Turkey—High inflation and low interest rates threaten economic crisis

Inflation spiralled to 73.5% year-on-year in May due to currency weakness, high energy and agricultural commodity prices, and President Erdogan’s unorthodox insistence on low interest rates. Turkey’s central bank (TCMB) cut benchmark interest rates by 500 basis points from September to December 2021 and has retained rates at just 14% in the first half of 2022, despite spiralling inflation (Chart). President Erdogan advocated for further interest rate cuts this month and a ‘new economic model’ that aims to tame inflation by harnessing the weak currency to boost exports and investment rather than using higher borrowing costs to suppress consumption and prices. The lira subsequently reached a new record low against the US dollar this month, having shed 30% over 2022 to date. While deeply negative real interest rates will support corporate and consumer demand and economic activity, it will also contribute to inflation and import demand. The mix of low interest rates, currency weakness and high inflation is therefore likely to continue.

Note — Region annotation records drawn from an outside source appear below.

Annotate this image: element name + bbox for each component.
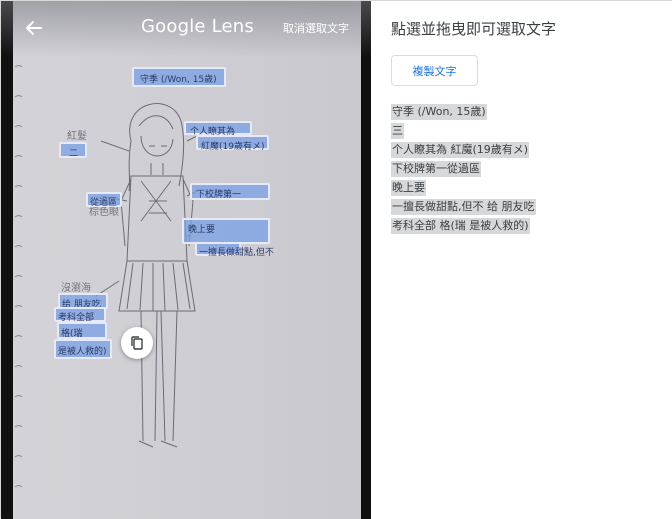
app-title: Google Lens: [141, 16, 254, 37]
app-window: 紅髮 棕色眼 沒瀏海 守季 (/Won, 15歲) 二 个人瞭其為 紅魔(19歲…: [0, 0, 672, 519]
highlight-note-10-text: 格(瑞: [61, 329, 83, 339]
highlight-note-10[interactable]: 格(瑞: [57, 322, 107, 339]
extracted-line[interactable]: 考科全部 格(瑞 是被人救的): [391, 218, 530, 234]
extracted-line[interactable]: 三: [391, 123, 404, 139]
copy-text-button[interactable]: 複製文字: [391, 55, 478, 86]
back-button[interactable]: [21, 15, 47, 41]
highlight-note-7[interactable]: 一擅長做甜點,但不: [195, 242, 274, 258]
svg-text:紅髮: 紅髮: [67, 130, 87, 142]
highlight-note-4-text: 下校牌第一: [196, 190, 242, 200]
highlight-note-5[interactable]: 從過區: [86, 192, 122, 208]
copy-text-fab[interactable]: [121, 327, 153, 359]
highlight-note-4[interactable]: 下校牌第一: [190, 183, 270, 200]
highlight-note-6[interactable]: 晚上要: [182, 218, 270, 244]
highlight-note-5-text: 從過區: [90, 198, 118, 208]
extracted-line[interactable]: 一擅長做甜點,但不 给 朋友吃: [391, 199, 536, 215]
highlight-note-1-text: 二: [69, 149, 79, 159]
highlight-title[interactable]: 守季 (/Won, 15歲): [132, 67, 226, 87]
extracted-line[interactable]: 下校牌第一從過區: [391, 161, 481, 177]
highlight-title-text: 守季 (/Won, 15歲): [140, 75, 217, 85]
extracted-line[interactable]: 守季 (/Won, 15歲): [391, 104, 487, 120]
highlight-note-3-text: 紅魔(19歲有メ): [201, 142, 265, 152]
highlight-note-11-text: 是被人救的): [58, 347, 107, 357]
extracted-line[interactable]: 晚上要: [391, 180, 426, 196]
highlight-note-9[interactable]: 考科全部: [54, 307, 106, 323]
highlight-note-2[interactable]: 个人瞭其為: [184, 121, 252, 137]
image-viewer: 紅髮 棕色眼 沒瀏海 守季 (/Won, 15歲) 二 个人瞭其為 紅魔(19歲…: [1, 1, 371, 519]
extracted-line[interactable]: 个人瞭其為 紅魔(19歲有メ): [391, 142, 530, 158]
highlight-note-11[interactable]: 是被人救的): [54, 339, 112, 359]
panel-title: 點選並拖曳即可選取文字: [391, 20, 557, 38]
highlight-note-7-text: 一擅長做甜點,但不: [199, 248, 274, 258]
copy-icon: [131, 336, 143, 350]
highlight-note-3[interactable]: 紅魔(19歲有メ): [196, 135, 269, 152]
highlight-note-6-text: 晚上要: [188, 225, 216, 235]
text-panel: 點選並拖曳即可選取文字 複製文字 守季 (/Won, 15歲) 三 个人瞭其為 …: [371, 1, 672, 519]
highlight-note-1[interactable]: 二: [59, 142, 87, 159]
cancel-selection-link[interactable]: 取消選取文字: [283, 20, 349, 36]
extracted-text[interactable]: 守季 (/Won, 15歲) 三 个人瞭其為 紅魔(19歲有メ) 下校牌第一從過…: [391, 102, 661, 235]
arrow-left-icon: [26, 21, 42, 35]
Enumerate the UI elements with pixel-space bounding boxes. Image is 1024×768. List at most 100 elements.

Tighter global financial conditions, regional conflicts and tension, domestic economic instability and policy uncertainty will deter capital inflows. Capital inflows are likely to be insufficient to offset the widening current account deficit and service sizeable public and private foreign debt. Foreign exchange reserves, which stand at US$61 billion, may fall further. Ahead of elections that must take place before June 2023, the risk of political violence is possible. Economic hardship for groups unable to increase their incomes in line with prices will add to socio-political tensions. This raises the risk of a financial crisis and economic recession in Australia’s 40th largest export market.